Euthanasia and other end-of-life decisions: a mortality follow-back study in Belgium

Van den Block, Lieve; Deschepper, Reginald; Bilsen, Johan; Bossuyt, Nathalie; Van Casteren, Viviane; Deliens, Luc
January 2009
BMC Public Health;2009, Vol. 9 Issue 1, p1
Academic Journal
Background: This study compares prevalence and types of medical end-of-life decisions between the Dutch-speaking and French-speaking communities of Belgium. This is the first nationwide study that can make these comparisons and the first measurement after implementation of the euthanasia law (2002). Methods: We performed a mortality follow-back study in 2005-2006. Data were collected via the nationwide Sentinel Network of General Practitioners, an epidemiological surveillance system representative of all Belgian GPs. Weekly, all GPs reported the medical end-of-life decisions among all non-sudden deaths of patients in their practice. We compared the northern Dutch-speaking (60%) and southern French-speaking communities (40%) controlling for population differences. Results: We analysed 1690 non-sudden deaths. An end-of-life decision with possible lifeshortening effect was made in 50% of patients in the Dutch-speaking community and 41% of patients in the French-speaking community (OR 1.4; 95%CI, 1.2 to 1.8). Continuous deep sedation until death occurred in 8% and 15% respectively (OR 0.5; 95%CI, 0.4 to 0.7).

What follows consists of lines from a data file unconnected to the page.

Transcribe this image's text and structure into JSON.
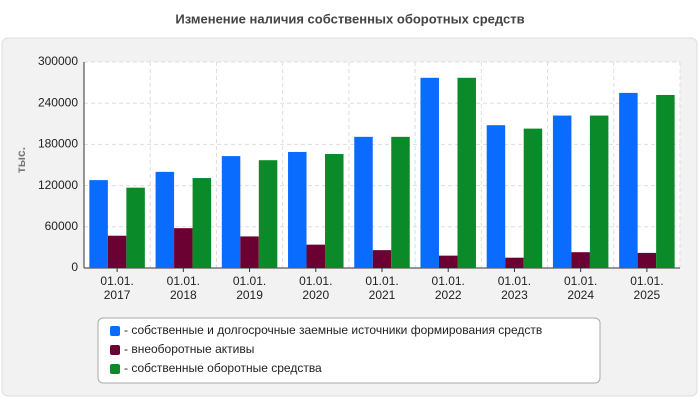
{
  "chart_data": {
    "type": "bar",
    "title": "Изменение наличия собственных оборотных средств",
    "y_label": "тыс.",
    "categories": [
      "01.01. 2017",
      "01.01. 2018",
      "01.01. 2019",
      "01.01. 2020",
      "01.01. 2021",
      "01.01. 2022",
      "01.01. 2023",
      "01.01. 2024",
      "01.01. 2025"
    ],
    "series": [
      {
        "name": "- собственные и долгосрочные заемные источники формирования средств",
        "color": "#0a6cff",
        "values": [
          128000,
          140000,
          163000,
          169000,
          191000,
          277000,
          208000,
          222000,
          255000
        ]
      },
      {
        "name": "- внеоборотные активы",
        "color": "#6b0033",
        "values": [
          47000,
          58000,
          46000,
          34000,
          26000,
          18000,
          15000,
          23000,
          22000
        ]
      },
      {
        "name": "- собственные оборотные средства",
        "color": "#0b8a2a",
        "values": [
          117000,
          131000,
          157000,
          166000,
          191000,
          277000,
          203000,
          222000,
          252000
        ]
      }
    ],
    "ylim": [
      0,
      300000
    ],
    "yticks": [
      0,
      60000,
      120000,
      180000,
      240000,
      300000
    ],
    "grid": true
  }
}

Community differences regarding the prevalence of euthanasia or physician-assisted suicide were not significant. Community differences were more present among home/care home than among hospital deaths: non-treatment decisions with explicit life-shortening intention were made more often in the Dutch-speaking than in the French-speaking community settings (OR 2.2; 95%CI, 1.2 to 3.9); while continuous deep sedation occurred less often in the Dutch-speaking community settings (OR 0.5; 95%CI, 0.3 to 0.9). Conclusion: Even though legal and general healthcare systems are the same for the whole country, there are considerable variations between the communities in type and prevalence of certain end-of-life decisions, even after controlling for population differences.